The iThing uses the new Inutile Operating System, which is no different from any other system except it kinda works but not really with all the stuff you’ve already got.  It’s unnecessarily complicated and the Interactive Help Menu is no help whatsoever.  Installation and set-up are so confusing no ordinary person can possibly understand what half the crap does, and if you click the wrong button in the dialog box, you’re screwed forever.  All three gigantic electronic companies are offering 24/7 tech support in a language that sounds remarkably like gibberish.  So say your prayers, ’cause the coyote’s got a better chance of catching the road runner than you have of ever figuring this thing out.

In a candid interview, one techno-drone said they’ve changed the names and placement of every function on the menu just to screw with everybody.  He went on to say that software developers do this all the time because all the cool kids in high school made fun of them, and they still haven’t got laid.  He concluded by shouting, “Who’s laughing now, Braaadley?”

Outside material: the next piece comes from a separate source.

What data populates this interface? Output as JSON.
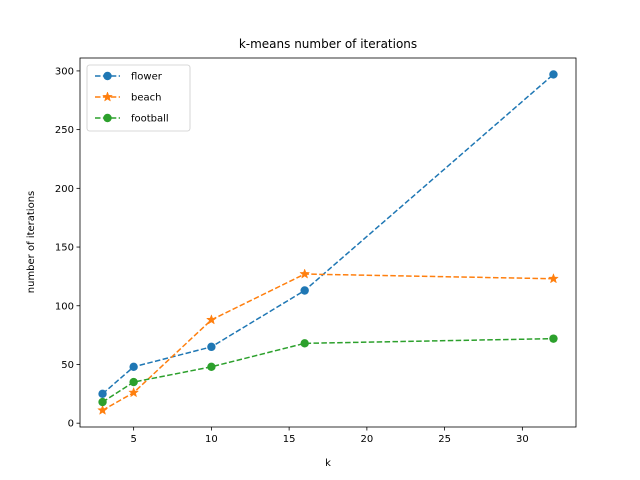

Initially, the iThing will be offered in two models: the cheap one you see advertised (which is under powered and worthless) and the outrageously expensive one (which the pirates who made the device know you are going to have to buy eventually, anyway.)  However, Canadian media giants Rogers and Bell — who between them, own everything but the Crown Jewels — are taking a bold new direction as retailers.  “We don’t care about the iThing itself,” they say. “It’s free.  You can have the damn thing for nothing, as long as you sign a 5 year contract of penal servitude so we can charge you for every nanosecond it operates from the minute you turn it on.”

There have already been protests about the predator pricing of the iThing.  A fake YouTube commercial, showing the iThing exploding has already been e-mailed to everyone on the planet, and a Facebook group called “iThing Sucks” has attracted several million members.  Retailers have responded to the criticism by saying, “Big deal! A bunch of kids and old people have clicked a button on Facebook.  So what?  We’re sold out already, anyway.”

Nebraska Peterson, spokesperson for the three gigantic electronic companies, also responded by saying, “There has been some criticism, but the retail numbers speak for themselves.  This is not a manufactured shortage.  Our customers are saying they want the iThing.  Look at the unholy prices people are getting, reselling it on eBay!  But we’re a family-oriented company and we want parents and grandparents to have something for their loved ones during the Holidays, so we’re offering an opportunity to pre-purchase the next shipment of iThings.  Your purchase comes with a numbered gift card which you can use to track your iThing through the entire distribution process.  We plan to ship fairly quickly, so pre-purchasers should have their iThing within 3 months.”  Peterson admitted, however, that pre-sales had far extended the company’s ability to print the gift cards, and most people are just using their credit card receipts as presents.  She also hinted that there was already a new and improved model, the iThing 2.0 — with tons more memory, better resolution, and a cheaper price tag — which should be in retail outlets on April 1st, 2011.

We now return you to your regular blog.

Therefore, in light of this profound and insightful argument, we can conclude that commercialism hasn’t changed the face of Christmas but merely modified the holiday spirit.